Simon Scott * Dennis Smalley



Simon Scott is probably best known as Slowdive’s drummer. But apart from that he also released quite a few (ambient) music albums under his own name, on labels such as Miasmah, Slaapwel, Touch, and 12k.

Apart has a particularly sad, yet also resigned undertone: it documents the process of grief after Scott‘s father died from Covid-19 in April 2020.
Hearing “vocalisation of skylarks” in New Decoy, a nature reserve in the Fens which he visited with his father in the early 80’s, “augmented my profound sense of loss”.
This is reflected with the sound of the singing skylarks: “the audition of the skylarks raised multiple temporalities in my consciousness, and connected the bird song to the death of my father through phenomenological turmoil.”

Wanting to document this experience recorded the birds singing, and later completed the recording with underwater recordings and an electronically manipulated piano piece.
The result is an album with heartfelt sonic images of the emotions, the grief, and “clinging to a world already gone” Simon Scott experienced after losing his father.



Portail is released on the Empreintes Digitales label, which means you’re about to embark on some mind-boggling electroacoustic soundscapes. Such is definitely the case on this release, even though the music presented here may be somewhat more accessible than other releases on the label.
Dennis Smalley (b. 1946) is a veteran of the electro-acoustic music scene. He studied in Olivier Messiaen’s composition class in Paris and took the electroacoustic music course run by the GRM (Groupe de Recherches Musicales). Initially, he worked with tape, but in the early 80’s he switched to using computer software. A true pioneer of electroacoustic music, its practice ánd its theory.

Portail is Smalley’s third release (on Empreinted Digitales) after a 20-year ‘pause’. It presents recent multichannel works: Fabrezan Preludes (2015-2016) and Sommeil de Rameau (2014-15). Both were originally composed for 8-channels (oh man, I wish … don’t get me started…), but are converted to stereo ambisonics for this release (by Jonty Harrison) – so headphone listening is recommended.
Also included is one of his earliest compositions: The Pulses of Time (1978), which, by the way, is quite different from the previous two compositions.

In the two recent works, some titles refer to classical composers: Sommeil de Rameau (‘Rameau’s Sleep’), of course, and also Debussy’s Cathedral, directly referring to Debussy’s La Cathédrale Englouti (The Submerged Cathedral).
The last title alone made me think of the reinterpretation of this piece by Isao Tomita on his 1974 debut album Snowflakes Are Dancing. And from there I realized there were similarities in the approach of this material (which can best be heard in Sommeil de Rameau), even when there are fundamental differences too. Unlike Tomita, Smalley doesn’t aim to meticulously re-create the classical score: his compositions are entirely his own.

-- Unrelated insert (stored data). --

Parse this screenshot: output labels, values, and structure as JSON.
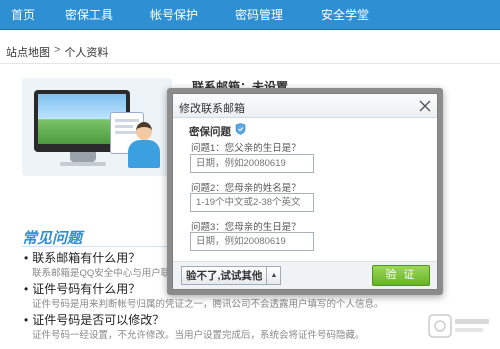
{
  "nav": {
    "items": [
      {
        "label": "首页"
      },
      {
        "label": "密保工具"
      },
      {
        "label": "帐号保护"
      },
      {
        "label": "密码管理"
      },
      {
        "label": "安全学堂"
      }
    ]
  },
  "breadcrumb": {
    "root": "站点地图",
    "separator": ">",
    "current": "个人资料"
  },
  "profile": {
    "email_status": "联系邮箱：未设置"
  },
  "faq": {
    "title": "常见问题",
    "items": [
      {
        "question": "联系邮箱有什么用？",
        "answer": "联系邮箱是QQ安全中心与用户联系的"
      },
      {
        "question": "证件号码有什么用？",
        "answer": "证件号码是用来判断帐号归属的凭证之一，腾讯公司不会透露用户填写的个人信息。"
      },
      {
        "question": "证件号码是否可以修改？",
        "answer": "证件号码一经设置，不允许修改。当用户设置完成后，系统会将证件号码隐藏。"
      }
    ]
  },
  "dialog": {
    "title": "修改联系邮箱",
    "section_title": "密保问题",
    "questions": [
      {
        "label": "问题1：您父亲的生日是？",
        "placeholder": "日期，例如20080619"
      },
      {
        "label": "问题2：您母亲的姓名是？",
        "placeholder": "1-19个中文或2-38个英文"
      },
      {
        "label": "问题3：您母亲的生日是？",
        "placeholder": "日期，例如20080619"
      }
    ],
    "alt_button": "验不了,试试其他",
    "verify_button": "验 证"
  },
  "colors": {
    "nav_bg": "#2e8fd3",
    "verify_green": "#66b426",
    "faq_blue": "#2e8fd3"
  }
}
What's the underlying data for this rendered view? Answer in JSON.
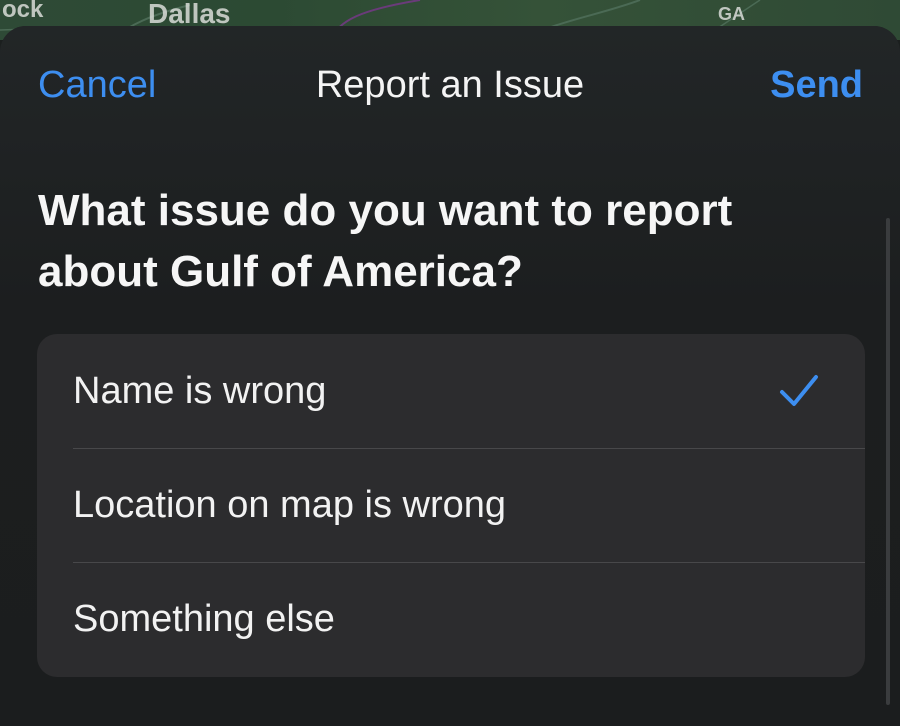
{
  "map": {
    "labels": [
      "ock",
      "Dallas",
      "GA"
    ]
  },
  "nav": {
    "cancel_label": "Cancel",
    "title": "Report an Issue",
    "send_label": "Send"
  },
  "question": "What issue do you want to report about Gulf of America?",
  "options": [
    {
      "label": "Name is wrong",
      "selected": true
    },
    {
      "label": "Location on map is wrong",
      "selected": false
    },
    {
      "label": "Something else",
      "selected": false
    }
  ],
  "colors": {
    "accent": "#3d8ef0",
    "sheet_background": "#1d1f20",
    "option_group_background": "#2c2c2e",
    "text": "#f2f2f2"
  },
  "icons": {
    "selected_indicator": "checkmark-icon"
  }
}
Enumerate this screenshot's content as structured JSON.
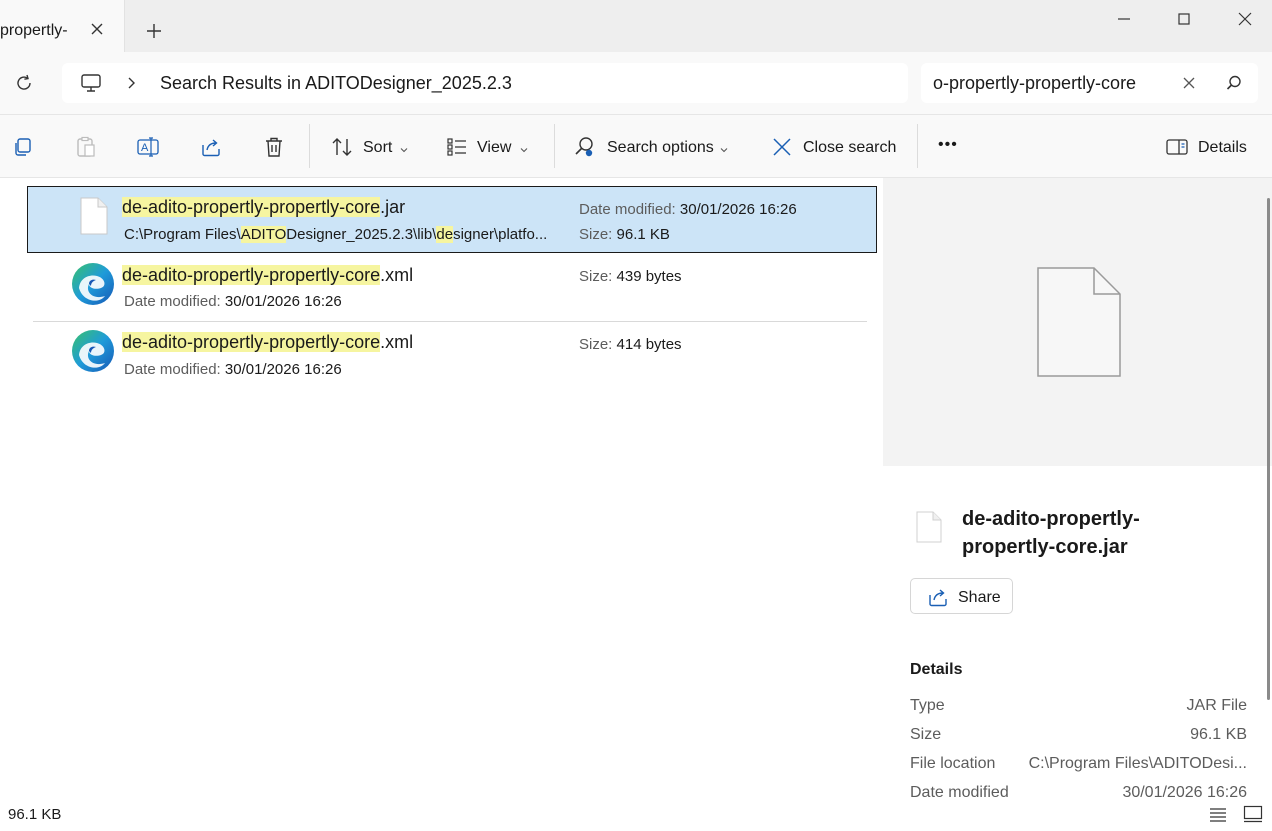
{
  "tab": {
    "title": "propertly-",
    "close": "×",
    "new": "+"
  },
  "window": {
    "minimize": "—",
    "close": "✕"
  },
  "address": {
    "path": "Search Results in ADITODesigner_2025.2.3",
    "search_value": "o-propertly-propertly-core"
  },
  "toolbar": {
    "sort": "Sort",
    "view": "View",
    "search_options": "Search options",
    "close_search": "Close search",
    "more": "•••",
    "details": "Details"
  },
  "results": [
    {
      "name_hl": "de-adito-propertly-propertly-core",
      "name_ext": ".jar",
      "path_parts": [
        "C:\\Program Files\\",
        "ADITO",
        "Designer_2025.2.3\\lib\\",
        "de",
        "signer\\platfo..."
      ],
      "date_label": "Date modified: ",
      "date_value": "30/01/2026 16:26",
      "size_label": "Size: ",
      "size_value": "96.1 KB"
    },
    {
      "name_hl": "de-adito-propertly-propertly-core",
      "name_ext": ".xml",
      "date_label": "Date modified: ",
      "date_value": "30/01/2026 16:26",
      "size_label": "Size: ",
      "size_value": "439 bytes"
    },
    {
      "name_hl": "de-adito-propertly-propertly-core",
      "name_ext": ".xml",
      "date_label": "Date modified: ",
      "date_value": "30/01/2026 16:26",
      "size_label": "Size: ",
      "size_value": "414 bytes"
    }
  ],
  "details_pane": {
    "title": "de-adito-propertly-propertly-core.jar",
    "share": "Share",
    "section": "Details",
    "rows": [
      {
        "key": "Type",
        "value": "JAR File"
      },
      {
        "key": "Size",
        "value": "96.1 KB"
      },
      {
        "key": "File location",
        "value": "C:\\Program Files\\ADITODesi..."
      },
      {
        "key": "Date modified",
        "value": "30/01/2026 16:26"
      }
    ]
  },
  "status": {
    "selection_size": "96.1 KB"
  },
  "colors": {
    "selection": "#cce4f7",
    "highlight": "#f6f5a0",
    "edge_blue": "#1b6fd1",
    "edge_green": "#39c26b"
  }
}
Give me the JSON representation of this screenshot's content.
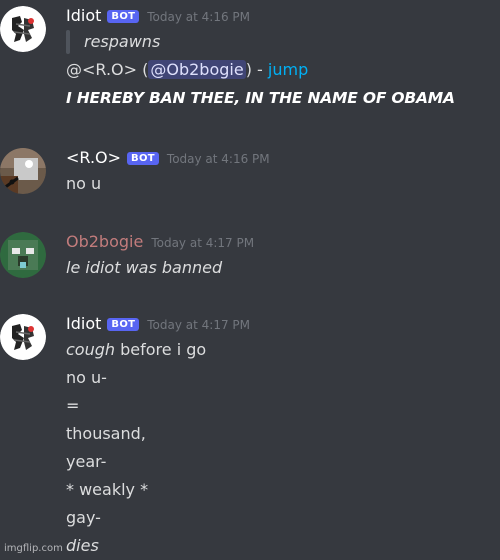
{
  "messages": [
    {
      "username": "Idiot",
      "bot_tag": "BOT",
      "timestamp": "Today at 4:16 PM",
      "quote": "respawns",
      "reply_prefix": "@<R.O> (",
      "mention": "@Ob2bogie",
      "reply_suffix": ") - ",
      "link": "jump",
      "announcement": "I HEREBY BAN THEE, IN THE NAME OF OBAMA"
    },
    {
      "username": "<R.O>",
      "bot_tag": "BOT",
      "timestamp": "Today at 4:16 PM",
      "text": "no u"
    },
    {
      "username": "Ob2bogie",
      "username_color": "#c27c7c",
      "timestamp": "Today at 4:17 PM",
      "text": "le idiot was banned"
    },
    {
      "username": "Idiot",
      "bot_tag": "BOT",
      "timestamp": "Today at 4:17 PM",
      "first_italic": "cough",
      "first_rest": " before i go",
      "lines": [
        "no u-",
        "=",
        "thousand,",
        "year-",
        "* weakly *",
        "gay-"
      ],
      "last_italic": "dies"
    }
  ],
  "watermark": "imgflip.com",
  "colors": {
    "background": "#36393f",
    "bot_tag": "#5865f2",
    "link": "#00b0f4",
    "timestamp": "#72767d"
  }
}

And I assume that the techniques used to create this music are also completely different.

But in taking “the transformation and development of a pair of resonant chords from Debussy’s piano prelude”, or when “drawing on characteristics of the sleep scene in French Baroque stage works and cantatas, which first occurred in a comédie-ballet by Molière and Lully the homage to Jean-Philippe Rameau”, Smalley uses the same washes of ‘engulfing’ sound to create his musical atmospheres.

A dreamlike atmosphere, for the most part: “When a sleep scene is invoked, a main character is exhorted to sleep, and dramatic action is suspended. The music may be solely instrumental, or may involve sung commentary, where, for example, the singers personify dreamed thoughts or suggest future courses of action. The musical style, with its slowish harmonic motion, undulating or rocking contours, and airy instrumentation (typically strings and flutes), is intended to create a contemplative atmosphere and a sense of timelessness.”